The governor announced her backing for the incipient scheme in her State of the State address in Albany Tuesday.
“Governor Hochul knows New York needs another crosstown rail connection,” reads the governor’s 2024 State of the State policy book. “And we can’t wait another decade to begin planning it.”
The line would include three new stops on 125th Street at Lenox Avenue, St. Nicholas Avenue and Broadway — connecting the Q train to the 1, 2, 3, A, B, C, and D lines, plus a smattering of bus routes.
Of course, the proposal — first reported by Gothamist on Tuesday — is just that, and any work on actually building the project is many years and reviews away.
The MTA received $3.4 billion in federal grants last year to extend the Q train from 96th Street and 2nd Avenue to 125th Street and Lexington Avenue, where it will connect with the 4,5, and 6 trains; construction is set to start soon but completion shouldn’t be expected for many years.
Phase 2, as the extension to 125th and Lexington is known, first saw a completed environmental review all the way back in 2004. The Second Avenue Subway project itself had incubated since the 1920s, and the first phase to 96th Street was finally completed in 2017.
The total cost of Phase 2 is estimated at $7.7 billion, including the cost of servicing debt. In its recent 20-year needs assessment, the MTA estimated the cost of extending the Q westward to Broadway would be $7.55 billion.
But while the dream had long been extending the Second Avenue Subway southward to Lower Manhattan, providing service to east side residents who currently schlep to the Lexington line, the needs assessment contended the agency would get more bang for its buck by extending it westward instead.

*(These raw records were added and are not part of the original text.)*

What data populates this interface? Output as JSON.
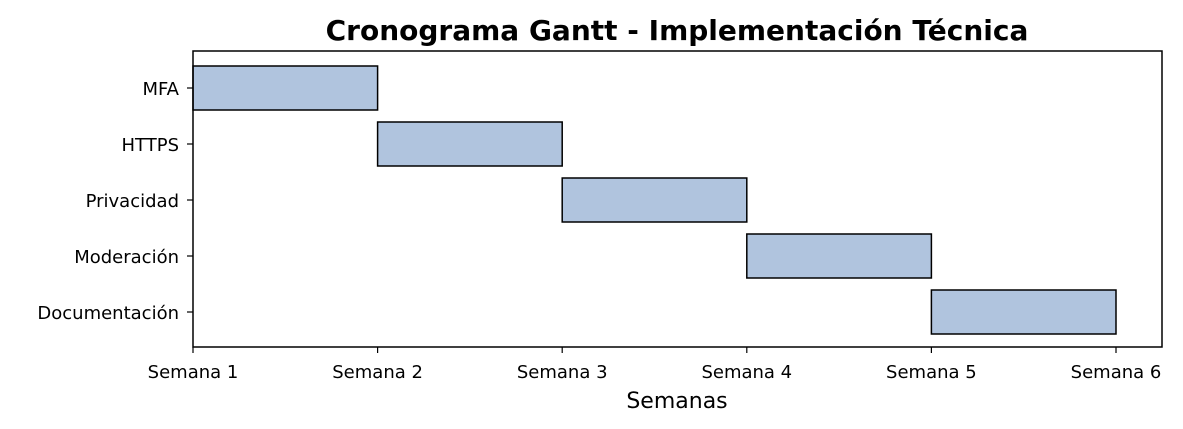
{
  "chart_data": {
    "type": "bar",
    "orientation": "horizontal-gantt",
    "title": "Cronograma Gantt - Implementación Técnica",
    "xlabel": "Semanas",
    "ylabel": "",
    "x_ticks": [
      "Semana 1",
      "Semana 2",
      "Semana 3",
      "Semana 4",
      "Semana 5",
      "Semana 6"
    ],
    "xlim": [
      1,
      6.25
    ],
    "tasks": [
      {
        "name": "MFA",
        "start": 1,
        "end": 2
      },
      {
        "name": "HTTPS",
        "start": 2,
        "end": 3
      },
      {
        "name": "Privacidad",
        "start": 3,
        "end": 4
      },
      {
        "name": "Moderación",
        "start": 4,
        "end": 5
      },
      {
        "name": "Documentación",
        "start": 5,
        "end": 6
      }
    ],
    "bar_color": "#b0c4de",
    "edge_color": "#000000",
    "grid": false,
    "legend": "none"
  }
}
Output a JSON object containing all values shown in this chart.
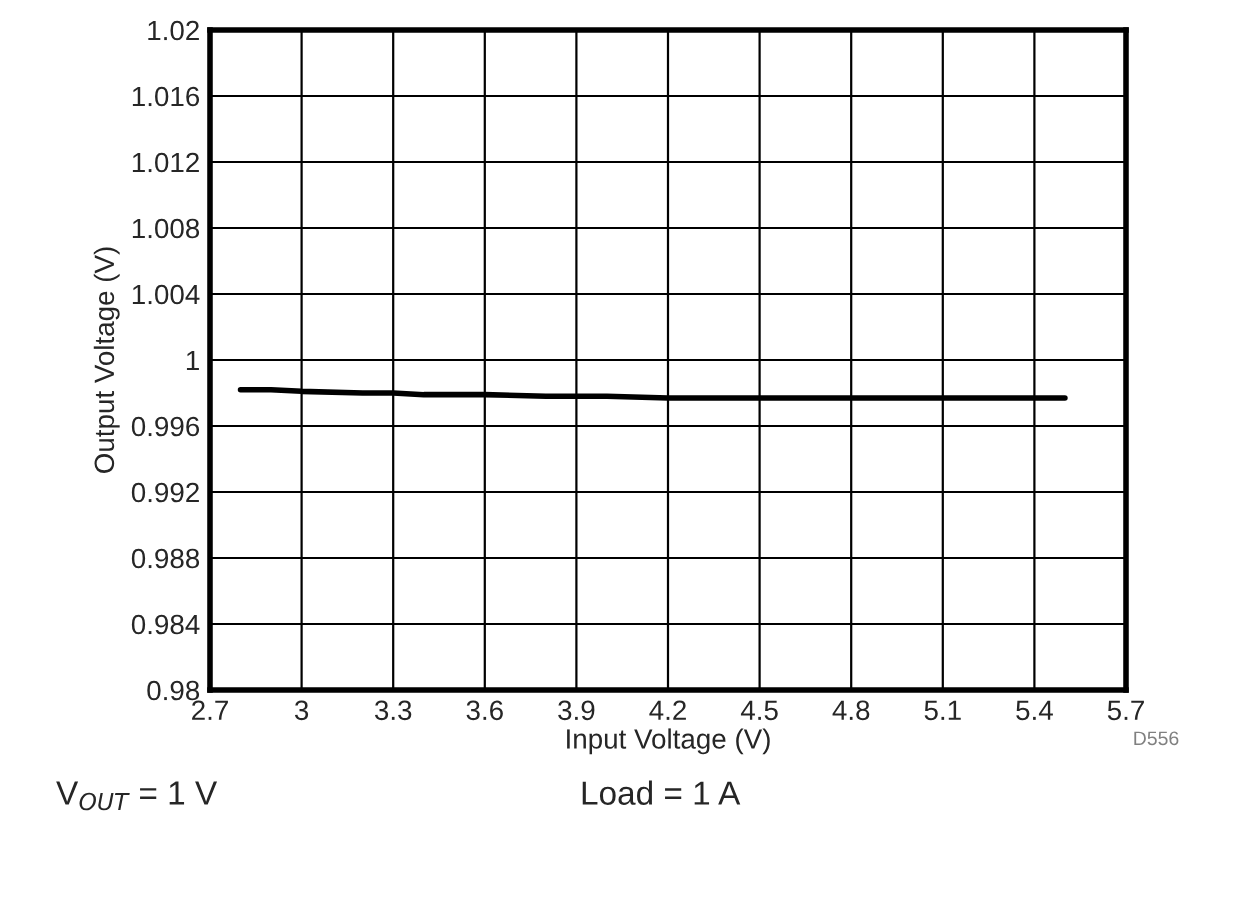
{
  "chart_data": {
    "type": "line",
    "xlabel": "Input Voltage (V)",
    "ylabel": "Output Voltage (V)",
    "x": [
      2.8,
      2.9,
      3.0,
      3.2,
      3.3,
      3.4,
      3.6,
      3.8,
      4.0,
      4.2,
      4.4,
      4.6,
      4.8,
      5.0,
      5.2,
      5.5
    ],
    "series": [
      {
        "color": "#000000",
        "values": [
          0.9982,
          0.9982,
          0.9981,
          0.998,
          0.998,
          0.9979,
          0.9979,
          0.9978,
          0.9978,
          0.9977,
          0.9977,
          0.9977,
          0.9977,
          0.9977,
          0.9977,
          0.9977
        ]
      }
    ],
    "xlim": [
      2.7,
      5.7
    ],
    "xticks": [
      2.7,
      3,
      3.3,
      3.6,
      3.9,
      4.2,
      4.5,
      4.8,
      5.1,
      5.4,
      5.7
    ],
    "ylim": [
      0.98,
      1.02
    ],
    "yticks": [
      0.98,
      0.984,
      0.988,
      0.992,
      0.996,
      1,
      1.004,
      1.008,
      1.012,
      1.016,
      1.02
    ],
    "grid": true,
    "marker": "none",
    "line_style": "solid",
    "annotations": [
      "V$_{OUT}$ = 1 V",
      "Load = 1 A",
      "D556"
    ]
  }
}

The MTA projects the westward expansion would serve some 240,000 riders daily by 2045, more than a southward expansion to Houston Street and for less money. Over 90% of ridership would be from “equity communities,” and it would also ease overcrowding on the buses that use 125th Street.
Further, since the expensive and laborious work of tunnel boring would already have concluded on 125th Street after Phase 2, the governor says extending westward could “incur substantial time and cost savings, estimated at over $400 million, relative to performing that work at a later date.”

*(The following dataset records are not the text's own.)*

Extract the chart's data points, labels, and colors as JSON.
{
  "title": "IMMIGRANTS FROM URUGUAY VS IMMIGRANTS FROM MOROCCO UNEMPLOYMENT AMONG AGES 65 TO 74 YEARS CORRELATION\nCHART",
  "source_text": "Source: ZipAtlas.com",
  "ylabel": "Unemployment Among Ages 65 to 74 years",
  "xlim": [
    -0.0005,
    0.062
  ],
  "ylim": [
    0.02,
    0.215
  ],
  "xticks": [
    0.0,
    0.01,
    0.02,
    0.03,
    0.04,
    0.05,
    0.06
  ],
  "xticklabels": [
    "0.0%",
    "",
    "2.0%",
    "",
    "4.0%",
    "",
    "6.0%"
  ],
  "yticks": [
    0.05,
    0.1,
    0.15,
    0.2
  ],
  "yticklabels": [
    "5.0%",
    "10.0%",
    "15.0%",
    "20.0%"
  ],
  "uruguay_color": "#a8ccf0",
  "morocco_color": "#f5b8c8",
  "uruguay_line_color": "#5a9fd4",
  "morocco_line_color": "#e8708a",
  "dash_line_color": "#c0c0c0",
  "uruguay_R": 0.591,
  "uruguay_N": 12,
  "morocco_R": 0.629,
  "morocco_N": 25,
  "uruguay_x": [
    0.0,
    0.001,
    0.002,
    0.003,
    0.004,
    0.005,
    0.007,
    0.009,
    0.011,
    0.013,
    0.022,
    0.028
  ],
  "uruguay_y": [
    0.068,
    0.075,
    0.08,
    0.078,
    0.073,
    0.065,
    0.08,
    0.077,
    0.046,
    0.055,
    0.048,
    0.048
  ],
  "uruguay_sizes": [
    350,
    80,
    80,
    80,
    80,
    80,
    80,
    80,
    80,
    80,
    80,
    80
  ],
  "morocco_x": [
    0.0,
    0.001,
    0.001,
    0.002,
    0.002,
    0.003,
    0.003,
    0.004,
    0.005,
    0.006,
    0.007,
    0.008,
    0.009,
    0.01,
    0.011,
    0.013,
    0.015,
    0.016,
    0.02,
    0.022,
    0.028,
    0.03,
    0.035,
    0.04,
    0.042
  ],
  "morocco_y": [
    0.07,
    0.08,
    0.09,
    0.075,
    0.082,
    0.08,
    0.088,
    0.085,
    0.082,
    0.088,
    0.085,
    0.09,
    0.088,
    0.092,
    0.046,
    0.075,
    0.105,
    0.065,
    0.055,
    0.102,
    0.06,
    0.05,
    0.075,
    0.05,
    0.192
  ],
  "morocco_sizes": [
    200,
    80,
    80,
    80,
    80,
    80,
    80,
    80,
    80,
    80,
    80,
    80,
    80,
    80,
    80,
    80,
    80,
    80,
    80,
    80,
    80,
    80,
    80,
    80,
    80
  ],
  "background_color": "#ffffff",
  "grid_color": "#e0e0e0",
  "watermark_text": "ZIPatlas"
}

As construction kicks into gear on Phase 2 to 125th and Lexington, the MTA will also start conducting a feasibility study on the westward expansion to Broadway in 2024, Hochul says.

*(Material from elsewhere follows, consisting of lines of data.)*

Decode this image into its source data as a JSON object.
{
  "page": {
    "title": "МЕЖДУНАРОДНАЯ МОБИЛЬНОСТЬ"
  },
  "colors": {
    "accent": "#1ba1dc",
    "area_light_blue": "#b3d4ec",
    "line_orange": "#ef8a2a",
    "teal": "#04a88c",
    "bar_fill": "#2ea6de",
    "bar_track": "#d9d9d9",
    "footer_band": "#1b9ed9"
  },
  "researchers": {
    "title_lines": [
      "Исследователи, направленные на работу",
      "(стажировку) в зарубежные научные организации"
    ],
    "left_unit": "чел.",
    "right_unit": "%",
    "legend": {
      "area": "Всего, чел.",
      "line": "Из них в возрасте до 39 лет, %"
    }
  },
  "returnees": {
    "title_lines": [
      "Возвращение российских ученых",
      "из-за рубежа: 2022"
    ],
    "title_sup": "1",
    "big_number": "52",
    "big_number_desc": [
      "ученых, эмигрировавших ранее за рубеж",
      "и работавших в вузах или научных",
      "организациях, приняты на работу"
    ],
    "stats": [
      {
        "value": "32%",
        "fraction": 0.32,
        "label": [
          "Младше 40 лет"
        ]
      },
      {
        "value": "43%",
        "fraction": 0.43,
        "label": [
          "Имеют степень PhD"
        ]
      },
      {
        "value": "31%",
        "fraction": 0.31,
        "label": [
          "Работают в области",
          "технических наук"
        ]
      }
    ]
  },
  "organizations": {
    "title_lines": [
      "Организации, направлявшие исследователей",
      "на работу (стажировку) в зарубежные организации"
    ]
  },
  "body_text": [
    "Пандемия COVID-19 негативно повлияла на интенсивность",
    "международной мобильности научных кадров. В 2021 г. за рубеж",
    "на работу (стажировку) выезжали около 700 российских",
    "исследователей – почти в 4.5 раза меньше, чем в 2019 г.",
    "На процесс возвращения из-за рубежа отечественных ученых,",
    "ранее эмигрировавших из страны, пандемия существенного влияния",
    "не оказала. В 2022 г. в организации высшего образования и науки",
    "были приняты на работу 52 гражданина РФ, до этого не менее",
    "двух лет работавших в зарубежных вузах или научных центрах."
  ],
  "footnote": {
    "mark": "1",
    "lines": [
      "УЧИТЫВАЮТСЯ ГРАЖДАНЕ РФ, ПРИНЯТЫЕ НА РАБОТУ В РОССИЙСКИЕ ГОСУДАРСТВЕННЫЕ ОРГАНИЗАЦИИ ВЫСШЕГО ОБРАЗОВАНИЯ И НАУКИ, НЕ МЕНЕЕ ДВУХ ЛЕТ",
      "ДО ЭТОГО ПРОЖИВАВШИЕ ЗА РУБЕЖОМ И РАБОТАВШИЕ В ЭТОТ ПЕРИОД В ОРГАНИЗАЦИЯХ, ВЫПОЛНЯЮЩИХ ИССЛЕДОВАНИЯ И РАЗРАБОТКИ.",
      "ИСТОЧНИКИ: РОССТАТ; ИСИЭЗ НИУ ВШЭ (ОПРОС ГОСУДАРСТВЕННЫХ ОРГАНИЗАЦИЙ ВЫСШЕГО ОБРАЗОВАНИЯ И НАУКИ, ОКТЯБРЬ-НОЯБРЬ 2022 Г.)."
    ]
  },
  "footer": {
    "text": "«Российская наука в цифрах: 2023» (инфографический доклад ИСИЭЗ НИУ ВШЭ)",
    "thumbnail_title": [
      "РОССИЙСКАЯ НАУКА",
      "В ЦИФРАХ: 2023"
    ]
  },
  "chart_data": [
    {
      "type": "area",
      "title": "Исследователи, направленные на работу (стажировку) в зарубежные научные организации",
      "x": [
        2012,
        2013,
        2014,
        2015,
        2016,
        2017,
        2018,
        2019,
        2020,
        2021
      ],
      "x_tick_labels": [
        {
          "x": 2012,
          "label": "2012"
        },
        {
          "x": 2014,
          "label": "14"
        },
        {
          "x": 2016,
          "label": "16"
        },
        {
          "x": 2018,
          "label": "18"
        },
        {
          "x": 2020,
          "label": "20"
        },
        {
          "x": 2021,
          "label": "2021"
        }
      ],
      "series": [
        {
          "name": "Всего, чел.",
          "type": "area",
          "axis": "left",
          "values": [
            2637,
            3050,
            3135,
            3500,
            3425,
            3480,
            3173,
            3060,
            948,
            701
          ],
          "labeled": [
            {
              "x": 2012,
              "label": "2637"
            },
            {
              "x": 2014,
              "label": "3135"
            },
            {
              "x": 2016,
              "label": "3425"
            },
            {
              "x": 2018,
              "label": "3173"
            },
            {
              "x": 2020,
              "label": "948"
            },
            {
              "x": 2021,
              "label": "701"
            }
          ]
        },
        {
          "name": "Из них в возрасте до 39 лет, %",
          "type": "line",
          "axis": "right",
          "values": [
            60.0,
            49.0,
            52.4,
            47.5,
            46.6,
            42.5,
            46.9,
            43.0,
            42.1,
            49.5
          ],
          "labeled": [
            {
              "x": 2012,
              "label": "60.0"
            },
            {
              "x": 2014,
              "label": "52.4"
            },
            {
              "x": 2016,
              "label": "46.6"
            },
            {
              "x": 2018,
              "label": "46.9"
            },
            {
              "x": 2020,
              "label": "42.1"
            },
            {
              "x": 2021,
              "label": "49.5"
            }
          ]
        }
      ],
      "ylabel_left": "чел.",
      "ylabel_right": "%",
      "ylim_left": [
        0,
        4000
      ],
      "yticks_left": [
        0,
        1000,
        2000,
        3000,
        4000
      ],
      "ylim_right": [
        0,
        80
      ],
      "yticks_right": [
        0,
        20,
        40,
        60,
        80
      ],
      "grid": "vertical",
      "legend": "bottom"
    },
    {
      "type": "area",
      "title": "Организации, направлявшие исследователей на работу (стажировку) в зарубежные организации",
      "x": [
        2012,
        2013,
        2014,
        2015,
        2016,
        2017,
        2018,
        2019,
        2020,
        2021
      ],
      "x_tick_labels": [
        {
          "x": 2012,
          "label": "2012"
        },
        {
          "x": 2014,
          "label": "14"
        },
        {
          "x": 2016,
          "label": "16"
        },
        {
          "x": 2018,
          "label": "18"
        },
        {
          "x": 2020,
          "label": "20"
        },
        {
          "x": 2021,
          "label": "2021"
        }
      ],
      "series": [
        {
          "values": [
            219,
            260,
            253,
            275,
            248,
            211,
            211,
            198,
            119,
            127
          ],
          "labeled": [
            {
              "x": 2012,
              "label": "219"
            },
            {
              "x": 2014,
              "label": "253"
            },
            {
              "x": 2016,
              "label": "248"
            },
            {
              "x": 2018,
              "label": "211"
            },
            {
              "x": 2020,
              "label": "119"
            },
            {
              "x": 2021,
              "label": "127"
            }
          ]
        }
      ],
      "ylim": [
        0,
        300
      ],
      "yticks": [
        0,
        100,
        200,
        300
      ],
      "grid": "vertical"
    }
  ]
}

IBX to enter ‘formal design and engineering’
The governor also expanded on her proposal to build the Interborough Express (IBX), a light rail project on an underused freight spur connecting Brooklyn and Queens. The 20-year needs assessment projected the IBX would cost $5.5 billion and carry 120,000 passengers each day by 2045.
An environmental review started in January 2022, and the governor said in the policy book that the IBX project would move ahead into the “formal design and engineering” phase, “an essential step in allowing this project to proceed.”
The governor has previously described the IBX project as her “baby,” and if completed it would dramatically expand transit connectivity between Brooklyn and Queens and considerably cut commute times between the two boroughs, with transfer opportunities to numerous other subway lines.
The IBX is based on a longtime proposal from the Regional Plan Association called the TriboroRX, which would have extended it further north into the Bronx, but the Boogie-Down portion was cut from the administration’s plans due to the MTA’s existing Penn Access project to bring Metro-North trains to Manhattan’s west side, using the same tracks in the Bronx as would the TriboroRX.
Law enforcement plans
Meanwhile, the governor said she plans to go after scofflaws who purposely deface or remove their license plates to evade tolls and speed cameras. More than 5% of license plates are now going unread by toll collection cameras, her office says.
The governor says she will propose legislation to increase fines for defacing or obscuring license plates, ban the sale of devices which obscure lettering on a plate and allow police to seize plate covers, and designate toll evasion as a “theft-of-services misdemeanor.”
Finally, Hochul said she will again support the passage of Sammy’s Law, which would allow New York City to reduce its speed limits to 20 miles per hour. Last year, the bill had the support of the governor, Mayor Eric Adams, the State Senate, and numerous advocacy groups, but it died in the Assembly when Speaker Carl Heastie declined to bring it to a vote, despite Sammy’s mother going on a hunger strike at the state Capitol.